プロローグ:神童の終わりと、飽くなき武への執着
【第1章:黎明の魔気闘法編】
前世において、俺――神谷陣は、間違いなく歴史に名を残すべき「百年に一人の天才」だった。
古武術『神谷流』を代々伝える道場に生まれ、物心がつく前から祖父に拳を叩き込まれた。
武器を使わず、呼吸と精神の集中によって内なる『気』を練り上げ、触れた瞬間に爆発的な威力を叩き込む発勁の技。俺はその技術を、恐ろしいほどの速度で吸収していった。
十歳で大人の門下生を総なめにし、十五歳で祖父すら凌駕した。
周囲からは「神童」と持て囃され、俺自身、この世に極められぬ武などない、と傲慢にすら思っていた。
――だが、天は俺に、武の深淵を覗く時間を与えてはくれなかった。
二十歳を迎えたある日、俺の肉体は突然の病に侵された。
不治の病。日に日に痩せ細り、あれほど自由自在に操れた『気』すらも、体外へ霧散していく。
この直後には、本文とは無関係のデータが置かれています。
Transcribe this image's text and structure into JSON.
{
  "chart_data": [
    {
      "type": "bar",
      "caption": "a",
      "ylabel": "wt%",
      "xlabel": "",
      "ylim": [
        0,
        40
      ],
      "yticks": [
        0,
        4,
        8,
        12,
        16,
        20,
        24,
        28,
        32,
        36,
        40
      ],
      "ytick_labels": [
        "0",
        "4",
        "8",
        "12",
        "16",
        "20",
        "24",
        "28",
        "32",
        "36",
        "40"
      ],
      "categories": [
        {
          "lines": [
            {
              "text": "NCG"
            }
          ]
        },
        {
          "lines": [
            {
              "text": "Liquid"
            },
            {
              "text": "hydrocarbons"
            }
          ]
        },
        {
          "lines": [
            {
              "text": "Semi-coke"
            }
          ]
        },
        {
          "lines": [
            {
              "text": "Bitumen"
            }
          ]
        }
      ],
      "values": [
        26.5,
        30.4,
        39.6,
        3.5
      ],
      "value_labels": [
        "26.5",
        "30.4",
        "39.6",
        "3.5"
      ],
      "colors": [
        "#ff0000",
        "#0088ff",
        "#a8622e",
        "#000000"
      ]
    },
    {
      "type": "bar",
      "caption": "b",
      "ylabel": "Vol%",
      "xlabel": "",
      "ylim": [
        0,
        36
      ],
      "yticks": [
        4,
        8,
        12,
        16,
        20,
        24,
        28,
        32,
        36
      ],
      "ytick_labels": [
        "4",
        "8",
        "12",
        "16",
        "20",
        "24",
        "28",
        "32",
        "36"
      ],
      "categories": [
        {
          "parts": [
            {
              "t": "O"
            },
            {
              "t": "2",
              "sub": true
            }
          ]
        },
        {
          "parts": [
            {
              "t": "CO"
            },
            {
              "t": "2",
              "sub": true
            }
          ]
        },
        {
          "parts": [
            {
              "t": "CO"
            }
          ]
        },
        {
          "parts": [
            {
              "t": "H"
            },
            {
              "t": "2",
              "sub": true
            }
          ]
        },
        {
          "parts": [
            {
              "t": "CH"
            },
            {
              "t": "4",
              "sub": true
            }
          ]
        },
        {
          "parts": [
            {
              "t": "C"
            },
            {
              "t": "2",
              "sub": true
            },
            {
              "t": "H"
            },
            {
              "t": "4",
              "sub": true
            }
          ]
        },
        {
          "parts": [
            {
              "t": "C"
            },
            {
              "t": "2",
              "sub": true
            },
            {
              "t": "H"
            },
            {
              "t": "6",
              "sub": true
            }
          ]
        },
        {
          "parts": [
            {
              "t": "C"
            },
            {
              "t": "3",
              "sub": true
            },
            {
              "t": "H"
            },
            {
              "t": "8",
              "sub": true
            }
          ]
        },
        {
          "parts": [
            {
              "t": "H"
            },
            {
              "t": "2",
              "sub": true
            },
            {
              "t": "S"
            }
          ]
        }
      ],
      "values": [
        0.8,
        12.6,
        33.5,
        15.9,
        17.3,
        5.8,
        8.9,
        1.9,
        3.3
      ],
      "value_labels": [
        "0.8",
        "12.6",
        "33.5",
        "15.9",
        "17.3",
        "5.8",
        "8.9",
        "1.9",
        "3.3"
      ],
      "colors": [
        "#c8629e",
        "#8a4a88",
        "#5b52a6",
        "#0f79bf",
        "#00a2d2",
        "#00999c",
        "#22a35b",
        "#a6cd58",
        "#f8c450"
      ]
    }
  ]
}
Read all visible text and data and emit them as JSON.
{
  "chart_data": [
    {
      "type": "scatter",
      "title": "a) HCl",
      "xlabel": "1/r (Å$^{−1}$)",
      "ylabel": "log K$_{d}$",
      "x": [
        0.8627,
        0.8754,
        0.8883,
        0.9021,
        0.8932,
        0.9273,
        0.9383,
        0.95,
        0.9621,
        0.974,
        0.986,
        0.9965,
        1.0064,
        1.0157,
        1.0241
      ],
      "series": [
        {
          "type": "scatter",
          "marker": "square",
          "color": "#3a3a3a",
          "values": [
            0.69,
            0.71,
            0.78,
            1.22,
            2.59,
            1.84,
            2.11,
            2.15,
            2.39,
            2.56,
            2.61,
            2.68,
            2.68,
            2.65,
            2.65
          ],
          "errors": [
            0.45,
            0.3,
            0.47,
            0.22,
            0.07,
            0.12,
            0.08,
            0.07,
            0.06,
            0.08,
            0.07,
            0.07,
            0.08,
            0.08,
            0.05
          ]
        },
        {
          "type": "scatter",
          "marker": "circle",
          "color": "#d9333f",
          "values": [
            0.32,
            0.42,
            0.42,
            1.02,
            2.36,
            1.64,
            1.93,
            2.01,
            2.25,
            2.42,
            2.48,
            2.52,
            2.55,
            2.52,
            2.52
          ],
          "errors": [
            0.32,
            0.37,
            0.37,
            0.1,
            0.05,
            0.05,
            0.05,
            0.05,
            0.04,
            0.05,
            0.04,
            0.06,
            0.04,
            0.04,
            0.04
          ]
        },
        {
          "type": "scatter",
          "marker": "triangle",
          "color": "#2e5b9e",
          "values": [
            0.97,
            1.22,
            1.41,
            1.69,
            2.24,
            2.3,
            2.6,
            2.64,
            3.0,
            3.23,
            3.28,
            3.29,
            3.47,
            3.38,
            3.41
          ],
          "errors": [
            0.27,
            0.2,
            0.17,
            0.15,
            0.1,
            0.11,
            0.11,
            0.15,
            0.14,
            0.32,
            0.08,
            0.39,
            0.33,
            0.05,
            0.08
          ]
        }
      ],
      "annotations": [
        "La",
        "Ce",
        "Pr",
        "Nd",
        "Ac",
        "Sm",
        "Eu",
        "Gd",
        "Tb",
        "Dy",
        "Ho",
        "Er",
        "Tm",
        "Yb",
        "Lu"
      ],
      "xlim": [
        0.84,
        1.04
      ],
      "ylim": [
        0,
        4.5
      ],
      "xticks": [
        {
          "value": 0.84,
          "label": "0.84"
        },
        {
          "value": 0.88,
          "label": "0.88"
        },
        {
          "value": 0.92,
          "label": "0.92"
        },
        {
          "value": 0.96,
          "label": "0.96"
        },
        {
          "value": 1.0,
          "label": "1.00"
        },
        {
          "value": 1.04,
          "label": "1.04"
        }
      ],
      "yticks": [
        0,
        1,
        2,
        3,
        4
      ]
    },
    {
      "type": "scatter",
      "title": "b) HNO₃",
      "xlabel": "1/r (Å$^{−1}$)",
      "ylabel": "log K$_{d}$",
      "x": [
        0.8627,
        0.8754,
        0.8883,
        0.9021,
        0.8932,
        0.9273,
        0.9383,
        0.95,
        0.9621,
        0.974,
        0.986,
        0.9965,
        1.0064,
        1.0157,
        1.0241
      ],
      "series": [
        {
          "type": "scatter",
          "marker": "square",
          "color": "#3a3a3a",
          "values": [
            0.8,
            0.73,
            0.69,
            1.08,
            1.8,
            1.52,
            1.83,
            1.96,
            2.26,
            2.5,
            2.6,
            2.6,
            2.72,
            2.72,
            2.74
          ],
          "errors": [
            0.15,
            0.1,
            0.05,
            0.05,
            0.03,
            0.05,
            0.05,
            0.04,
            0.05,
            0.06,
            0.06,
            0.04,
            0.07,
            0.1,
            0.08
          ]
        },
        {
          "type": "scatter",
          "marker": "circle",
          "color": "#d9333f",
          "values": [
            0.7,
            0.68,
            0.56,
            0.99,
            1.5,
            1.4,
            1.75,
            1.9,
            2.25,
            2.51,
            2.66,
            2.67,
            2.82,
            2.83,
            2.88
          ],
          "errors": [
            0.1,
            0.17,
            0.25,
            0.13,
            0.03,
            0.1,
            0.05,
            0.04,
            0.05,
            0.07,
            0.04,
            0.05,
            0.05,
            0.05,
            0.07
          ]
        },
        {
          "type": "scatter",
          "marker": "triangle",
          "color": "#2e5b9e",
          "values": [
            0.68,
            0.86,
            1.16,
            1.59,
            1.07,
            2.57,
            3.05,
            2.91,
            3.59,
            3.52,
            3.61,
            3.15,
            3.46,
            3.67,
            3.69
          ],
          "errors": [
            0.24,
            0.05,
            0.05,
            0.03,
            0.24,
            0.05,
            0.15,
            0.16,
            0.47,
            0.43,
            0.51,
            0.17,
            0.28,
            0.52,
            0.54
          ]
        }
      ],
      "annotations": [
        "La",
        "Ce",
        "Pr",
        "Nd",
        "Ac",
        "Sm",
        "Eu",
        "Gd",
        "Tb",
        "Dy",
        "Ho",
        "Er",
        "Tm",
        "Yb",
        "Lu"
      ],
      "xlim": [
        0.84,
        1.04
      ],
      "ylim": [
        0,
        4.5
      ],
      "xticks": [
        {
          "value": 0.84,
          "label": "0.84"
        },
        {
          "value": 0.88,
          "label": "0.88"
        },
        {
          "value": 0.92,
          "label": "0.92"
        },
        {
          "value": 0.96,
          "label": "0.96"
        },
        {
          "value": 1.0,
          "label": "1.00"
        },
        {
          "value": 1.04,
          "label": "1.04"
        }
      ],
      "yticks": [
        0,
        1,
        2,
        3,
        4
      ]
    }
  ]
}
「嘘だろ……。俺は、まだ何も成し遂げちゃいない……!」
病院のベッドの上、痩せこけた自分の両拳を見つめながら、俺は歯を食いしばった。
天才と謳われようが、二十年ぽっちの人生では、武の入り口に立ったに過ぎない。
もっと先へ。誰も到達したことのない、本当の『極み』へ行きたかった。
この拳一つで、世界のすべてを圧倒するような、本物の強さを手に入れたかった。
そんな果てしない無念と、武への狂気的な執着を抱いたまま、俺の意識は深い闇へと沈んでいった。
◇
「――おめでとうございます、エルリア王妃様! 元気な男の子でございます!」
次に意識が覚醒した時、俺を包んでいたのは、聞いたこともない言語の歓声だった。
視界はひどく霞み、身体は自分のものとは思えないほど小さく、そして言うことを聞かない。
状況からして、俺は死に、別の世界へ生まれ変わった――いわゆる『転生』をしたのだと、すぐに理解できた。
大国ルミナス王国の第5王子、アレン・フォン・ルミナス。それが、俺の新しい名前。
だが、そんな奇跡への驚きなど、次に感じた衝撃に比べれば些細なことだった。
(なんだ……この、悍ましいほどのエネルギーは……)
小さな赤ん坊の肉体の奥底。そこには、前世で練り上げていた『気』など比べ物にならないほど、濃密で、海のように広大な未知のエネルギーが渦巻いていた。
まだこの世界の言葉も、文化も、何もわからない。
だが、この肉体に宿る規格外の質量を持ったエネルギーだけは、本能で理解できた。
俺は産声すら上げず、ベッドの中で自分の小さなお手手をじっと見つめ、ひねくれた笑みを浮かべた。
(前世では、肉体の限界と時間の短さのせいで、武の極みに届かなかった。だが、今の俺には、この異常なまでのエネルギーがある。これを使って、前世の術理をさらに高めることができたら……一体どれほどの領域に到達できるか)
想像しただけで、赤ん坊の身でありながら、ゾクゾクとするような歓喜が全身を駆け巡る。
どんな世界だろうと関係ない。王位継承権も貴族の権力争いも、俺には興味の欠片もありはしない。
俺の邪魔をする奴、そして俺の身内に手を出そうとする奴は、誰であれ徹底的にすり潰すだけだ。
「今度こそ、誰も追いつけない最強の道を歩んでやる」
ひねくれ者の戦闘狂王子アレンと、のちに彼の影として絶対の忠誠を誓う元暗殺者メイドのセリア。
世界を震撼させ、やがて伝説の『アンノウン』ランクへと駆け上がる男の二度目の人生が、今、静かに幕を開けた。